It's interesting to see such a wide variety of film types gather in one place. Two are pictured here: from the edgy British glamour of Oscar winner Tilda Swinton (who is president of the main jury here) to the Danish actress-filmmaker Rie Rasmussen, who's here with a French film in which she plays an Albanian. I was meant to see five films today, but one ran over (and had a Q&A), so I missed the fifth one. I did manage to get to the Panorama party though, celebrating 30 years of the strand which features a great variety of films. It was a long day, but there were some great films...
The Bone Man
dir Wolfgang Murnberger 09/Aut ****
This gritty dark comedy from Germany takes off and barely pauses for breath as a sardonic repo man goes off the grid in a remote country inn, where he starts to believe something nefarious is going on. Indeed, the people he meets there are deeply twisted, most notably the owner who grinds up chicken bones from his restaurant to send to the farm as feed - and you just know that bone grinder could have other uses. Throw in some blackmailing Russians and a missing man who might be hiding right under their noses, and the film keeps us thoroughly entertained - both laughing and quirming in our seats.
Kill Daddy Good Night
dir-scr Michael Glawogger 09/Aut ****
Twisty and complicated, this film weaves togethes several strands that take place from 1959 to the present, centring on a guy issues who creates a videogame to take out his anger against his politician father. But as he travels to New York to help a friend witha special project, he's thrown into a situation that's linked to atrocities against Lithuanian Jews during WWII. The film is jammed with big ideas, provocative themes and intriguing characters, all of whom keep us utterly glued, although the off-handed approach may alienate some viewers.

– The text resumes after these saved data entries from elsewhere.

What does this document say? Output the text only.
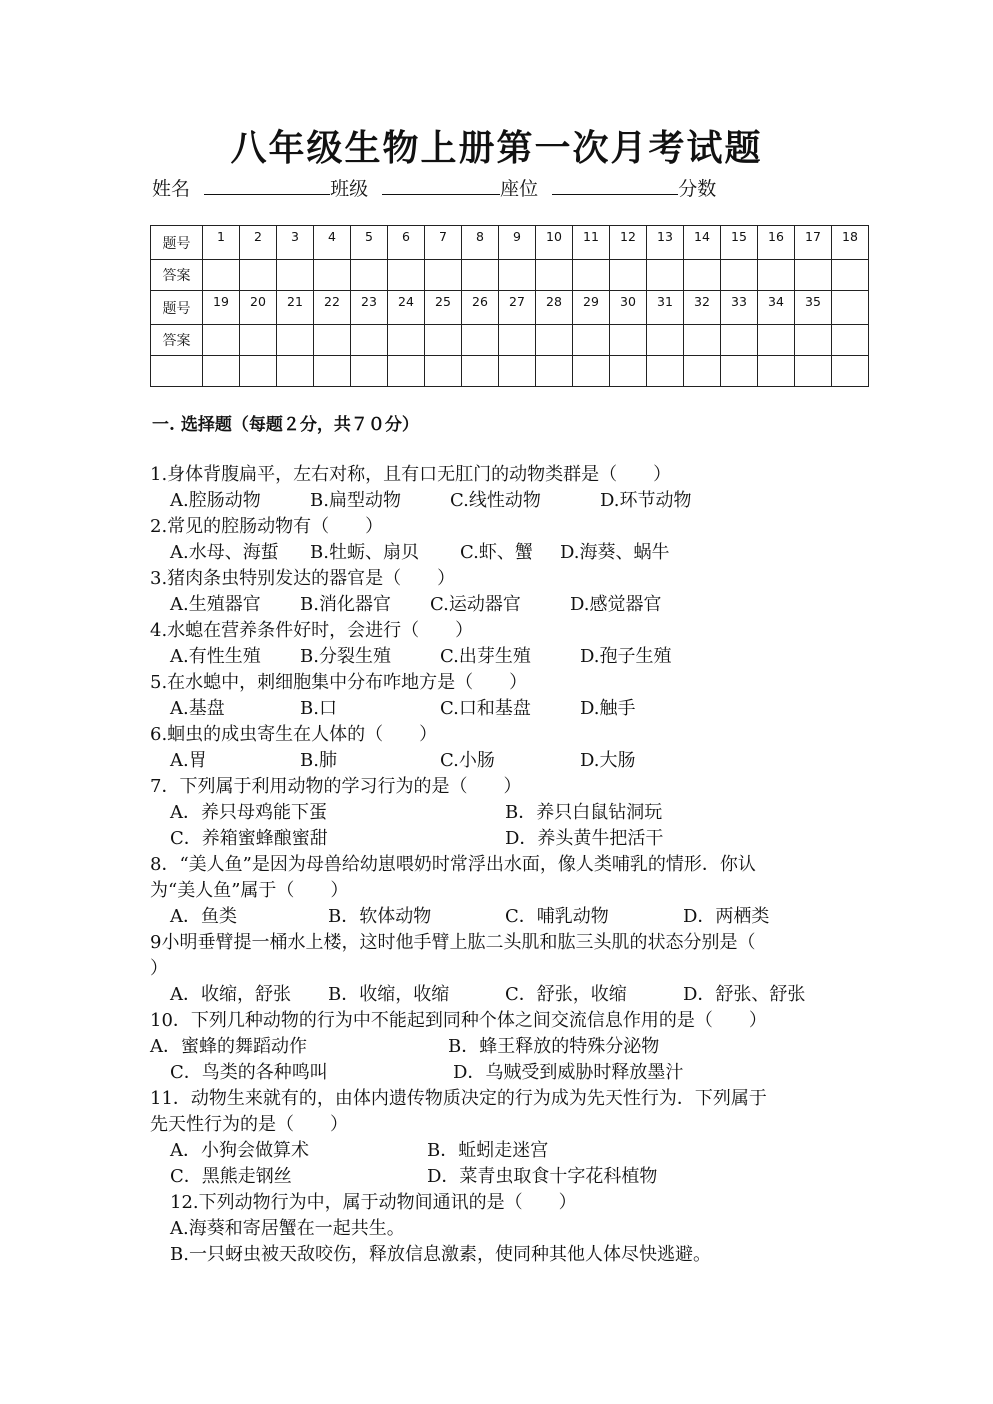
八年级生物上册第一次月考试题
姓名	班级	座位	分数
题号	1	2	3	4	5	6	7	8	9	10	11	12	13	14	15	16	17	18
答案																		
题号	19	20	21	22	23	24	25	26	27	28	29	30	31	32	33	34	35	
答案																		

一. 选择题（每题２分，共７０分）
1.身体背腹扁平，左右对称，且有口无肛门的动物类群是（　　）
A.腔肠动物	B.扁型动物	C.线性动物	D.环节动物
2.常见的腔肠动物有（　　）
A.水母、海蜇 B.牡蛎、扇贝 C.虾、蟹 D.海葵、蜗牛
3.猪肉条虫特别发达的器官是（　　）
A.生殖器官 B.消化器官 C.运动器官	D.感觉器官
4.水螅在营养条件好时，会进行（　　）
A.有性生殖 B.分裂生殖	C.出芽生殖	D.孢子生殖
5.在水螅中，刺细胞集中分布咋地方是（　　）
A.基盘	B.口	C.口和基盘	D.触手
6.蛔虫的成虫寄生在人体的（　　）
A.胃	B.肺	C.小肠	D.大肠
7．下列属于利用动物的学习行为的是（　　）
A．养只母鸡能下蛋	B．养只白鼠钻洞玩
C．养箱蜜蜂酿蜜甜	D．养头黄牛把活干
8．“美人鱼”是因为母兽给幼崽喂奶时常浮出水面，像人类哺乳的情形．你认
为“美人鱼”属于（　　）
A．鱼类	B．软体动物	C．哺乳动物	D．两栖类
9小明垂臂提一桶水上楼，这时他手臂上肱二头肌和肱三头肌的状态分别是（
）
A．收缩，舒张 B．收缩，收缩	C．舒张，收缩	D．舒张、舒张
10．下列几种动物的行为中不能起到同种个体之间交流信息作用的是（　　）
A．蜜蜂的舞蹈动作	B．蜂王释放的特殊分泌物
C．鸟类的各种鸣叫	D．乌贼受到威胁时释放墨汁
11．动物生来就有的，由体内遗传物质决定的行为成为先天性行为．下列属于
先天性行为的是（　　）
A．小狗会做算术	B．蚯蚓走迷宫
C．黑熊走钢丝	D．菜青虫取食十字花科植物
12.下列动物行为中，属于动物间通讯的是（　　）
A.海葵和寄居蟹在一起共生。
B.一只蚜虫被天敌咬伤，释放信息激素，使同种其他人体尽快逃避。
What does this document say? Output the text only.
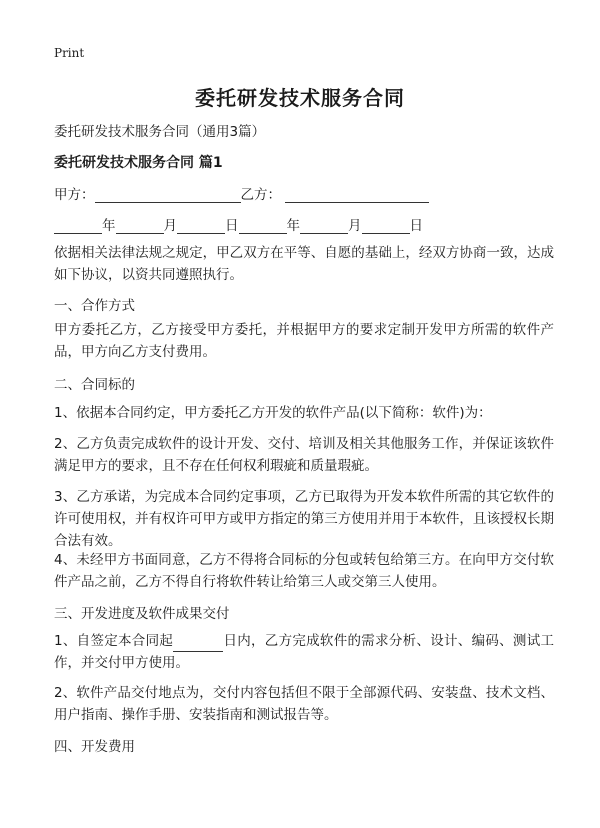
Print
委托研发技术服务合同
委托研发技术服务合同（通用3篇）
委托研发技术服务合同 篇1
甲方：	乙方：
年	月	日	年	月	日
依据相关法律法规之规定，甲乙双方在平等、自愿的基础上，经双方协商一致，达成如下协议，以资共同遵照执行。
一、合作方式
甲方委托乙方，乙方接受甲方委托，并根据甲方的要求定制开发甲方所需的软件产品，甲方向乙方支付费用。
二、合同标的
1、依据本合同约定，甲方委托乙方开发的软件产品(以下简称：软件)为：
2、乙方负责完成软件的设计开发、交付、培训及相关其他服务工作，并保证该软件满足甲方的要求，且不存在任何权利瑕疵和质量瑕疵。
3、乙方承诺，为完成本合同约定事项，乙方已取得为开发本软件所需的其它软件的许可使用权，并有权许可甲方或甲方指定的第三方使用并用于本软件，且该授权长期合法有效。
4、未经甲方书面同意，乙方不得将合同标的分包或转包给第三方。在向甲方交付软件产品之前，乙方不得自行将软件转让给第三人或交第三人使用。
三、开发进度及软件成果交付
1、自签定本合同起	日内，乙方完成软件的需求分析、设计、编码、测试工作，并交付甲方使用。
2、软件产品交付地点为，交付内容包括但不限于全部源代码、安装盘、技术文档、用户指南、操作手册、安装指南和测试报告等。
四、开发费用
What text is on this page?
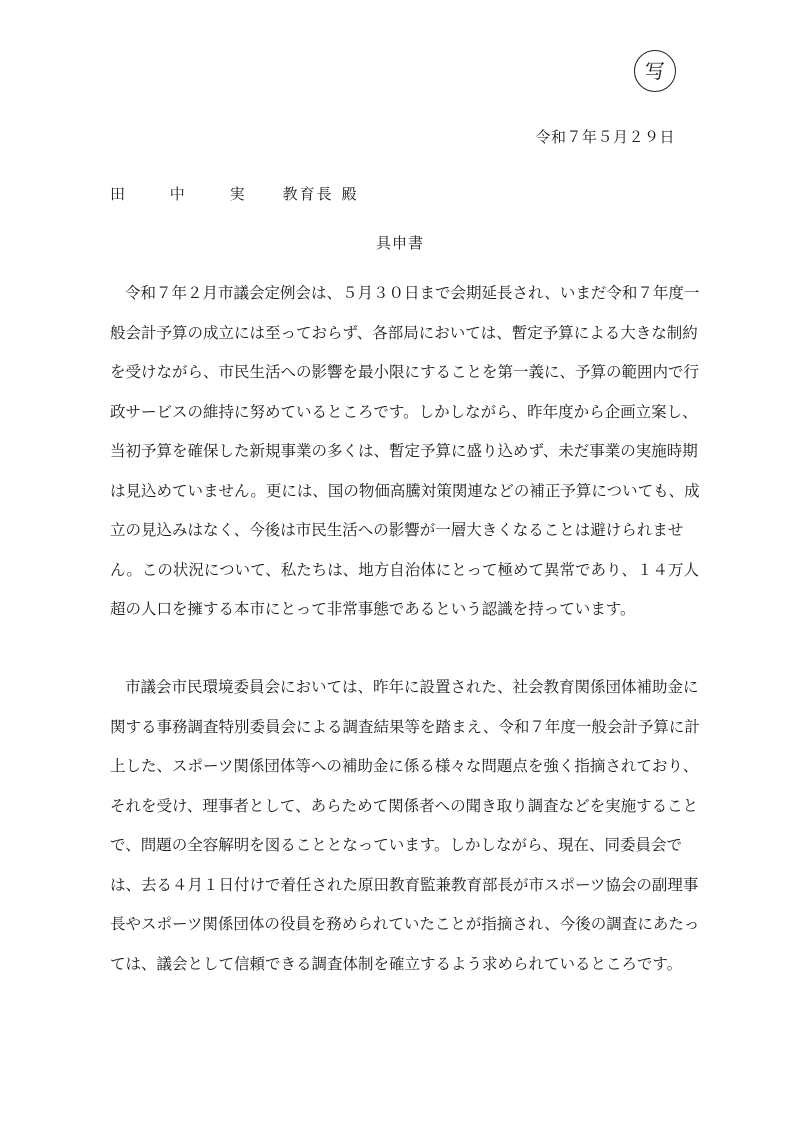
写
令和７年５月２９日
田 中 実 教育長 殿
具申書
令和７年２月市議会定例会は、５月３０日まで会期延長され、いまだ令和７年度一
般会計予算の成立には至っておらず、各部局においては、暫定予算による大きな制約
を受けながら、市民生活への影響を最小限にすることを第一義に、予算の範囲内で行
政サービスの維持に努めているところです。しかしながら、昨年度から企画立案し、
当初予算を確保した新規事業の多くは、暫定予算に盛り込めず、未だ事業の実施時期
は見込めていません。更には、国の物価高騰対策関連などの補正予算についても、成
立の見込みはなく、今後は市民生活への影響が一層大きくなることは避けられませ
ん。この状況について、私たちは、地方自治体にとって極めて異常であり、１４万人
超の人口を擁する本市にとって非常事態であるという認識を持っています。
市議会市民環境委員会においては、昨年に設置された、社会教育関係団体補助金に
関する事務調査特別委員会による調査結果等を踏まえ、令和７年度一般会計予算に計
上した、スポーツ関係団体等への補助金に係る様々な問題点を強く指摘されており、
それを受け、理事者として、あらためて関係者への聞き取り調査などを実施すること
で、問題の全容解明を図ることとなっています。しかしながら、現在、同委員会で
は、去る４月１日付けで着任された原田教育監兼教育部長が市スポーツ協会の副理事
長やスポーツ関係団体の役員を務められていたことが指摘され、今後の調査にあたっ
ては、議会として信頼できる調査体制を確立するよう求められているところです。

dir-scr Sally Potter 09/UK ****
Now this is a very difficult one: the whole movie is made up of to-camera interviews by some very big stars (Jude Law, Judi Dench, Dianne Wiest, Steve Buscemi, Eddie Izzard) as if they're talking to a young guy working on a school project backstage during a fashion show. Someone dies tragically during the show, and then the bodies start to pile up - but all off-screen, as we only see these characters' reactions to the events. Despite the starry cast, this is a resolutely uncommercial film that will drive most audiences mad, but it also has some extremely clever things to say about our YouTube culture, experiencing the world second-hand, and being guided by the emptiness of celebrity.
dir-scr Catherine Breillat 09/Fr ***
Taking her typically girl-power view and applying it to a fairy tale, Breillat creates a deeply undettling period tale about two sisters who are obsessed with the story about the resident of the nearby castle - and expecially the way his wives have all gone missing. When they get a chance to meet him, they play it as an audition, and sure enough, one is chosen as the next wife. But things don't go as expected - or maybe they do - as tables are turned and promises are broken. It's a tricky, difficult film to unpack, but there's some fascinating stuff inside. We were fortunate to have Breillat there to chat to us about why she told the story in this way after the screening. What a force of nature she is!